My other worry? Ella spent her first two years as the center of our lives. How does she feel and react when she no longer has our attention? Do we think she feels confused, sad, or forgotten? Her heart feels like it’s going to break. So for her guidance and reassurance, I reached out to nine mothers of multiple children. Here’s their advice…
On bonding with both children:
“During those foggy early days, you might want to cuddle up in a cocoon of love with your new baby and send your older child off with a partner, friend, or sitter. During that time, I did the opposite: I left the baby at home and took my 2-year-old son to the playground. It was so nice to have just the two of us for just an hour (or less!). Not only because he got my full attention, but also because I felt good about the end of our alone time.” — jenny tan
“Your heart grows more and more in love with your children. At first I felt guilty that I didn’t bond with Anton enough right away. Even though I loved the cute newborn… , did I love him? all of my heart and soul, like I loved Toby? still. I’ve known Toby and his wonderful boyfriend for three years, and we’ve played, laughed, and hugged him every day, so I knew everything about him. In Anton’s case, he was completely new. It was like asking him on his first date if he was into someone.But as he grew up we fell in love with each other and now both Children are my life’s greatest joy. ” — Joanna Goddard
“There was one trick that really helped me in the early days: I made her a special big sister box using stickers, markers, paper, and some of her first little toys. Whenever I was busy with the baby, , I was asking my 4-year-old son, “Do you want me to take it out of the big sister box?” Then you’ll be able to do something special with us. ” — virginia solesmith
Hacks to make your life more manageable:
“A friend introduced me to the concept of a ‘mutual enrichment place’, a place where the whole family goes for fun and where everyone’s needs are met. For us, that means the local pool. There, one parent plays with the kids while the other does a meditative lap before taking turns. Or at the local nature reserve, where the kids can run around to their heart’s content and we go for a walk. and get some fresh air.” — Mel Wiggins
“Whenever possible, choose what’s easier! If it’s easier to let your baby nap in a carrier than in a soundproof nursery with blackout curtains while you rush to pick up your older sibling from school, do it. And if you feel like you can’t spend as much time stimulating your baby’s activity as you did with your first child, let it go — an older sibling’s gymnastics class (or whatever it is) It’s exciting enough to see — it’s going to be different, rather than better, or worse.” maggie pouncey
Here’s how to give a pep talk:
“It’s true that having two children is bigger than one child, but the best thing about having a second child is that you have all the muscle memory built in. Until my first child was born, I had never swaddled a baby, never used a breast pump, never struggled to open a stroller with an infant on a concrete sidewalk. Parenting can be physically awkward. The second time around, my body knew more what to do and the whole experience was less of a shock to the system. Do you change diapers in the dark? Handled. ” — Erin Boyle
“If you sometimes feel like you’re starting from scratch in your parenting abilities, don’t shame yourself by thinking you ‘should’ be good at it already because you’ve done it before.
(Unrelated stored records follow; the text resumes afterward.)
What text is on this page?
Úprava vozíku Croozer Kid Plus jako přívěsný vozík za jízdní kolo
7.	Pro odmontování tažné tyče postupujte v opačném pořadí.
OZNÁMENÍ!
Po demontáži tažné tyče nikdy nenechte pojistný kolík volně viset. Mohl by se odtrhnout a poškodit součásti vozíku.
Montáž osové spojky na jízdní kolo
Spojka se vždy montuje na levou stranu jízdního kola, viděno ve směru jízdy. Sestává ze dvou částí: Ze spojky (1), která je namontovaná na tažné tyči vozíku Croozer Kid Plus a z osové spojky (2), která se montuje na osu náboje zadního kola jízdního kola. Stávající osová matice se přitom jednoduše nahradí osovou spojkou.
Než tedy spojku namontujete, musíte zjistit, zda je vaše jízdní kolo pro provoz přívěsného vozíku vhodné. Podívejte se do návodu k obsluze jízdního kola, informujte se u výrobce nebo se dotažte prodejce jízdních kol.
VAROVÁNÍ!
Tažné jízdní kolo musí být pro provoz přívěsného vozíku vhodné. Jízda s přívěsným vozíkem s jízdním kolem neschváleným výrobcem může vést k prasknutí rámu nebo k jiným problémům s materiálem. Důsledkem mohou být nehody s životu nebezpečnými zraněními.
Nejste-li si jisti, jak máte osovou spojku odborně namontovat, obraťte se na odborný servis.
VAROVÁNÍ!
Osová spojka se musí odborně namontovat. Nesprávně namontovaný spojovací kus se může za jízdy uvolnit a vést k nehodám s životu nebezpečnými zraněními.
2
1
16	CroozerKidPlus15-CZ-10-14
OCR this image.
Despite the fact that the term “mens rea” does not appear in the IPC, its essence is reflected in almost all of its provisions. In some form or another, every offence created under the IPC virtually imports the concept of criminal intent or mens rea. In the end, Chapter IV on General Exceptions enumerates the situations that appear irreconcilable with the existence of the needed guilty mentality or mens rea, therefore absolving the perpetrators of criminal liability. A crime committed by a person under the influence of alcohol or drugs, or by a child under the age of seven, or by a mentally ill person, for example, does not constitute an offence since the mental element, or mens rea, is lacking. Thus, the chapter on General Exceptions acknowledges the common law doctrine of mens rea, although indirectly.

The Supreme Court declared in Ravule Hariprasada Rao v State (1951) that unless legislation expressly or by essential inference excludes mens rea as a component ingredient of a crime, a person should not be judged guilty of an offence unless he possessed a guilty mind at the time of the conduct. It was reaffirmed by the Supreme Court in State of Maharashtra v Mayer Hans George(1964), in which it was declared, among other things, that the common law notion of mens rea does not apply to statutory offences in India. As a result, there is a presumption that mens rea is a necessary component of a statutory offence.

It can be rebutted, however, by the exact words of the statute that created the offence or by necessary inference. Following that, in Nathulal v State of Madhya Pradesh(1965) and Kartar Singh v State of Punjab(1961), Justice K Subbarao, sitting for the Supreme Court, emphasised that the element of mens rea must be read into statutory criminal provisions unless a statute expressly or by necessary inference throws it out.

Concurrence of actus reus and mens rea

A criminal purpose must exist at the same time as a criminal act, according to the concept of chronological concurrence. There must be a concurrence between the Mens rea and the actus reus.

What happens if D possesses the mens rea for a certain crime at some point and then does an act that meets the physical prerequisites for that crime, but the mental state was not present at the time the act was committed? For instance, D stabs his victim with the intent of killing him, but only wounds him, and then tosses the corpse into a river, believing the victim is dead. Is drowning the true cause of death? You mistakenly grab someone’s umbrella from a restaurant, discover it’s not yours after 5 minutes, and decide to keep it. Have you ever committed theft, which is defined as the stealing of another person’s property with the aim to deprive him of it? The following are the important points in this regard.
The truth is, every child is different, so it’s normal to feel like a beginner again from time to time. ” — Destiny Davis
feel joy:
“The first year after my youngest was born was very difficult as I felt like I was balancing a two-year-old and a toddler. But once we got out of the ‘baby’ stage, the burden became lighter. Become. And once the kids are older, it’s a lot of fun. When the younger ones started talking to the older ones, those were some interesting conversations. And watching them collide with each other is just…indescribable. ” — Nicole
“Forgive me for being funny. Everyone around you will tell you how hard and stressful your life is, like, ‘You’re in a tough situation!’ “Wow, I have my hands full!” Yes, having multiple small children can be really tough at times, but it can also be a lot of fun in the good times. Now, every time I see a mother with multiple children out in the field, I say something like, “Oh, what a dream, what a wonderful child they are.” — caroline chambers
What would you like to add? This mama has great ears!
P.S.: 3 Things to Say to Kids, 5 Tips on Sibling Fighting, and Joanna talks about going from one child to two.